List and get sandboxes (optional)
List all the sandboxes associated with the specified Agent Engine instance:
sandboxes = client.agent_engines.sandboxes.list(name=agent_engine_name)
for sandbox in sandboxes:
pprint.pprint(sandbox)
Here's the sample output:
SandboxEnvironment(
create_time=datetime.datetime(2025, 9, 7, 3, 42, 17, 93656, tzinfo=TzInfo(UTC)),
display_name='test_sandbox',
name=SANDBOX_NAME,
spec=SandboxEnvironmentSpec(
code_execution_environment=SandboxEnvironmentSpecCodeExecutionEnvironment()
),
state=<State.STATE_RUNNING: 'STATE_RUNNING'>,
update_time=datetime.datetime(2025, 9, 7, 3, 42, 17, 93656, tzinfo=TzInfo(UTC))
)
To get an existing sandbox:
sandbox = client.agent_engines.sandboxes.get(name=sandbox_name)
pprint.pprint(sandbox)
Here's the sample output:
SandboxEnvironment(
create_time=datetime.datetime(2025, 9, 7, 3, 42, 17, 93656, tzinfo=TzInfo(UTC)),
display_name='test_sandbox',
name=SANDBOX_NAME,
spec=SandboxEnvironmentSpec(
code_execution_environment=SandboxEnvironmentSpecCodeExecutionEnvironment()
),
state=<State.STATE_RUNNING: 'STATE_RUNNING'>,
update_time=datetime.datetime(2025, 9, 7, 3, 42, 17, 93656, tzinfo=TzInfo(UTC))
)
Execute code in a sandbox
To execute code, call execute_code
:
python_code = """
lines = []
with open("input.txt", "r") as input:
for line in input:
lines.append(line)
"""
input_data = {
"code": python_code,
"files": [{
"name": "input.txt",
"content": "aGVsbG8="
}]
}
response = client.agent_engines.sandboxes.execute_code(
name = sandbox_name,
input_data = input_data
)
pprint.pprint(response)
Here's the sample output:
ExecuteSandboxEnvironmentResponse(
outputs=[
Chunk(
data=b'{"msg_err":"","msg_out":"","output_files":[]}',
mime_type='application/json'),
]
)
Note the following:
execute_code
resets the sandbox's time to live (TTL).- Files must be inlined in the request and base64 encoded.
- Each request or response can contain up to 100MB of files.
Execute more code in a sandbox
To demonstrate that the sandbox maintains its state, execute more code in the same sandbox:
python_code = """
with open("output.txt", "w") as output:
for line in lines:
output.write(line + "World\n")
"""
input_data = {"code": python_code}
response = client.agent_engines.sandboxes.execute_code(
name = sandbox_name,
input_data = input_data
)
pprint.pprint(response)
Here's the sample output:
ExecuteSandboxEnvironmentResponse(
outputs=[
Chunk(
data=b'{
"msg_err":"",
"msg_out":"",
"output_files":[{"content":"SGVsbG9Xb3JsZAo=", "name":"output.txt"}],
}',
mime_type='application/json',
),
]
)
The response includes a file that needs to be decoded.

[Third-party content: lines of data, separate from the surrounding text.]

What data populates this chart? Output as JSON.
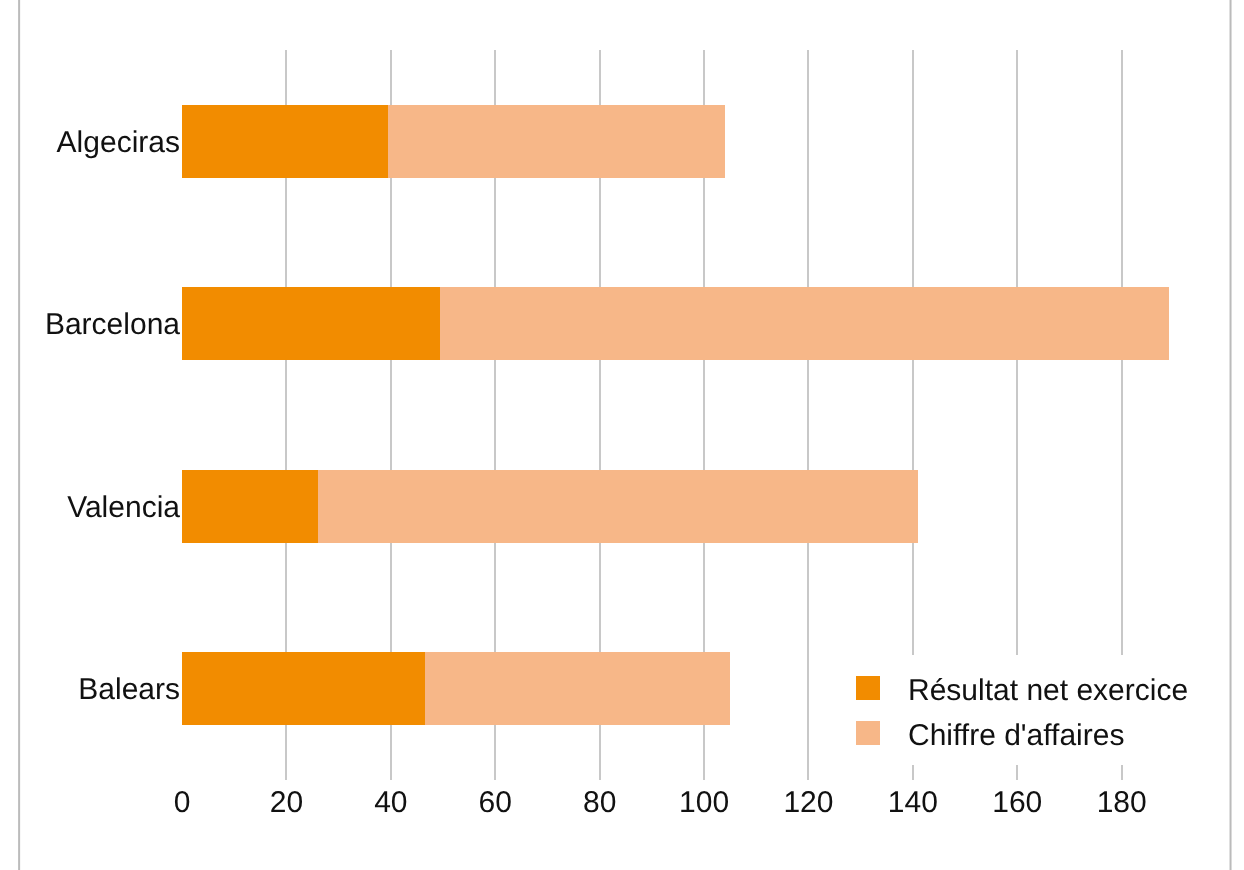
{
  "chart_data": {
    "type": "bar",
    "orientation": "horizontal",
    "stacked": true,
    "categories": [
      "Algeciras",
      "Barcelona",
      "Valencia",
      "Balears"
    ],
    "series": [
      {
        "name": "Résultat net exercice",
        "color": "#f28c00",
        "values": [
          39.5,
          49.5,
          26,
          46.5
        ]
      },
      {
        "name": "Chiffre d'affaires",
        "color": "#f7b788",
        "values": [
          64.5,
          139.5,
          115,
          58.5
        ]
      }
    ],
    "xlim": [
      0,
      195
    ],
    "xticks": [
      0,
      20,
      40,
      60,
      80,
      100,
      120,
      140,
      160,
      180
    ],
    "grid": "x",
    "legend": "bottom right"
  }
}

Here's an example of how to decode the output:
import base64
import json
if response.outputs[0].mime_type=="application/json":
json_output = json.loads(response.outputs[0].data.decode("utf-8"))
output_file_content = json_output.get("output_files")[0].get("content")
print(output_file_content.b64decode(output_file_content))
Here's the sample output:
b'HelloWorld\n'
Clean up
To clean up resources created by this quickstart, delete your sandbox and Agent Engine instance.